Die Kapitalrente soll das deutsche Rentensystem retten – mit Aktien statt Umlage. Doch Ökonomen warnen vor Doppelbelastung und überoptimistischen Renditeversprechen.
Kapitalrente: Chance für die Altersvorsorge oder Risiko für Beitragszahler?
Der Plan für die Kapitalrente sieht laut Rentenkommission Folgendes vor: Ab 2028 zahlen Arbeitgeber und Beschäftigte einen Teil des Bruttoeinkommens in einen öffentlichen Fonds ein – ergänzend zur bisherigen Umlagerente, nicht als Ersatz. Zum Start sind das je 0,5 Prozent des Bruttoeinkommens; bis 2031 soll dieser Wert in jährlichen Schritten auf je ein Prozent, also zusammen zwei Prozent, steigen. Für Kinder zwischen sechs und 18 Jahren ist zusätzlich die Frühstart-Rente geplant: Monatlich zehn Euro sollen steuerfrei in ein Altersvorsorgedepot fließen.
Den Kapitalmarkt nach schwedischem Modell in die gesetzliche Rentenversicherung einzubeziehen, ist der große Wurf, der nötig war.
Stephan Leithner, Vorstandsvorsitzender der Deutschen Börse AG,
Als Vorbild dient Schweden, wo der staatliche Standardfonds AP7 Såfa seit der Jahrtausendwende läuft.
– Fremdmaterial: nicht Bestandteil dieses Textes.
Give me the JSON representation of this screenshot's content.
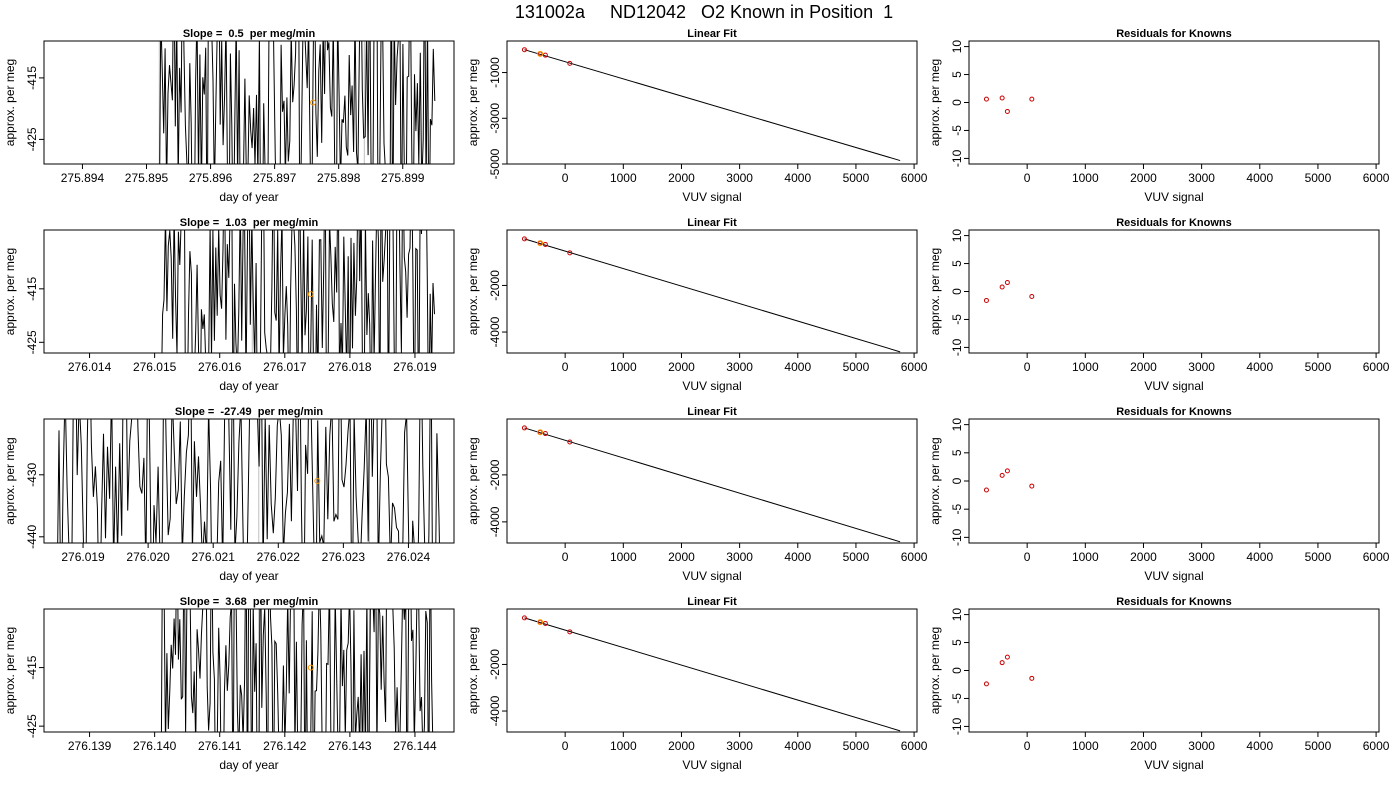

Dem Nachrichtenportal t-online.de zufolge erzielte er zwischen 2000 und 2025 rund elf Prozent Rendite pro Jahr – bei Kosten von nur 0,05 Prozent. Laut dem Deutschen Aktieninstitut brachte ein 20-jähriger DAX-Sparplan historisch rund acht Prozent jährlich – trotz Dotcom-Blase, Finanzkrise und Euro-Schuldenkrise. Stephan Leithner, Vorstandsvorsitzender der Deutschen Börse AG, urteilt: "Den Kapitalmarkt nach schwedischem Modell in die gesetzliche Rentenversicherung einzubeziehen, ist der große Wurf, der nötig war."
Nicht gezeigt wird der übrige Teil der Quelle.